KUALA LUMPUR, 28 octobre (Thomson Reuters Foundation) – Des banques basées en Chine, aux États-Unis, en Indonésie et au Brésil ont investi des milliards de dollars dans des entreprises effectuant, ou liées à, la déforestation depuis l’adoption de l’Accord de Paris sur le changement climatique en 2015, ont déclaré des chercheurs jeudi.
Un rapport annuel de Forests & Finance, une coalition de groupes de recherche et de la société civile, a analysé les politiques et les investissements des institutions financières dans les entreprises les plus exposées aux risques de déforestation après le pacte de Paris.
Il s’est concentré sur les flux financiers à destination des 300 plus grandes entreprises impliquées dans la production et le commerce de produits de base clés qui menacent les forêts si les terres sont défrichées pour des plantations ou des ranchs – notamment l’huile de palme, la pâte à papier, le bœuf et le soja en Asie du Sud-Est, en Afrique centrale et occidentale, et en Amazonie sud-américaine.
« L’économie du monde réel continue de semer les graines du chaos climatique », a déclaré Tom Picken, directeur de campagne pour les forêts et les finances au Rainforest Action Network (RAN), membre de la coalition.
« La solution est en fait très simple : arrêter de financer la destruction des forêts maintenant.
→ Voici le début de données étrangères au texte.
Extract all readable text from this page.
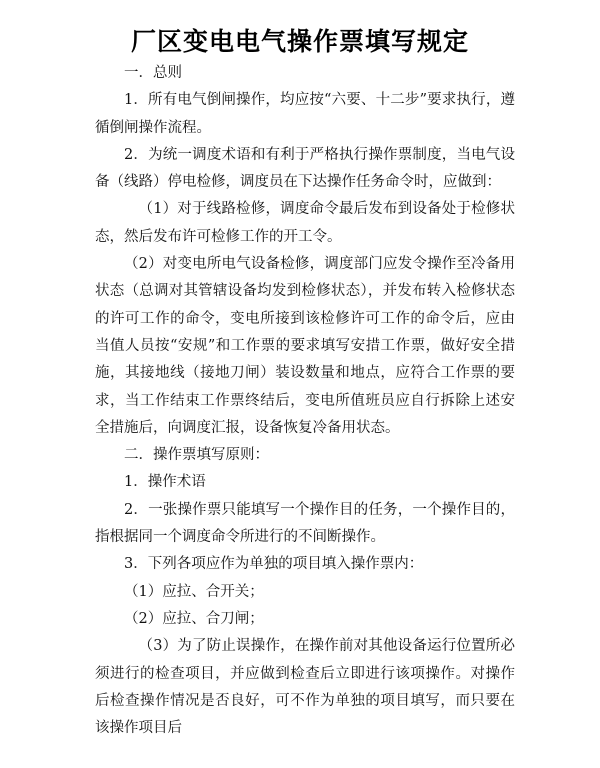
厂区变电电气操作票填写规定

一．总则

1．所有电气倒闸操作，均应按“六要、十二步”要求执行，遵循倒闸操作流程。

2．为统一调度术语和有利于严格执行操作票制度，当电气设备（线路）停电检修，调度员在下达操作任务命令时，应做到：

（1）对于线路检修，调度命令最后发布到设备处于检修状态，然后发布许可检修工作的开工令。

（2）对变电所电气设备检修，调度部门应发令操作至冷备用状态（总调对其管辖设备均发到检修状态），并发布转入检修状态的许可工作的命令，变电所接到该检修许可工作的命令后，应由当值人员按“安规”和工作票的要求填写安措工作票，做好安全措施，其接地线（接地刀闸）装设数量和地点，应符合工作票的要求，当工作结束工作票终结后，变电所值班员应自行拆除上述安全措施后，向调度汇报，设备恢复冷备用状态。

二．操作票填写原则：

1．操作术语

2．一张操作票只能填写一个操作目的任务，一个操作目的，指根据同一个调度命令所进行的不间断操作。

3．下列各项应作为单独的项目填入操作票内：

（1）应拉、合开关；

（2）应拉、合刀闸；

（3）为了防止误操作，在操作前对其他设备运行位置所必须进行的检查项目，并应做到检查后立即进行该项操作。对操作后检查操作情况是否良好，可不作为单独的项目填写，而只要在该操作项目后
Le monde ne peut tout simplement pas se permettre que les gouvernements et les entreprises continuent à faire du greenwash et à retarder les choses », a-t-il ajouté.
L’abattage des forêts a des répercussions majeures sur les objectifs mondiaux de réduction du réchauffement, car les arbres absorbent environ un tiers des émissions de carbone produites dans le monde pour chauffer la planète, mais libèrent le carbone qu’ils stockent lorsqu’ils pourrissent ou sont brûlés.
Les forêts fournissent également de la nourriture et des moyens de subsistance, contribuent à assainir l’air et l’eau, favorisent la santé humaine, constituent un habitat essentiel pour la faune et la flore sauvages, favorisent les précipitations tropicales et offrent une protection contre les inondations.
Mais l’année dernière, les pertes de forêts tropicales dans le monde ont été équivalentes à la taille des Pays-Bas, selon le service de surveillance Global Forest Watch.
Le nouveau rapport révèle qu’environ 238 milliards de dollars de crédit ont été accordés aux plus grandes entreprises à risque de déforestation par les banques et autres institutions financières entre janvier 2016 et juin 2021.
Les secteurs bancaires les plus responsables des investissements à risque de déforestation tropicale sont situés au Brésil, en Indonésie, en Chine, aux États-Unis et au Japon, note le rapport.
La majorité des investissements de ces institutions n’ont pas de politiques ou de contrôles adéquats pour se prémunir contre la déforestation, la destruction de la nature ou les violations des droits de l’homme, ajoute le rapport.
M. Picken de la RAN a appelé à une harmonisation des réglementations financières internationales pour lutter contre les investissements liés à la disparition des forêts.
« Nous devons voir un changement radical dans la manière dont le secteur financier continue à alimenter la déforestation et le changement climatique », a-t-il déclaré par téléphone à la Fondation Thomson Reuters.
Au cours de la dernière décennie, la pression exercée par les consommateurs et les groupes écologiques a poussé les grandes marques qui cultivent, négocient ou achètent des produits de base à s’engager à mettre fin à la déforestation dans leurs chaînes d’approvisionnement.
Mais les membres les plus en vue du Forum des biens de consommation (CGF) – dont beaucoup sont des noms connus – ont eu du mal à atteindre l’objectif fixé pour 2020 d’acheter uniquement des matières premières produites de manière durable.
Lors du sommet sur le climat COP26 de novembre, le pays hôte, la Grande-Bretagne, souhaite un accord visant à mettre fin à la déforestation d’ici 2030 et a demandé aux grands producteurs et consommateurs de produits agricoles de base de mettre fin à l’abattage des arbres pour leur culture, ont rapporté les médias britanniques.
Jan Willem van Gelder, directeur de Profundo, une organisation à but non lucratif basée aux Pays-Bas et impliquée dans le rapport, a déclaré que les banques mettaient l’accord de Paris hors de portée en injectant des milliards dans la déforestation au niveau mondial.
« Si les gouvernements continuent à ne pas s’occuper de ces flux financiers, il y a peu d’espoir que nous atteignions même le plus conservateur de nos objectifs climatiques collectifs », a-t-il ajouté dans une déclaration.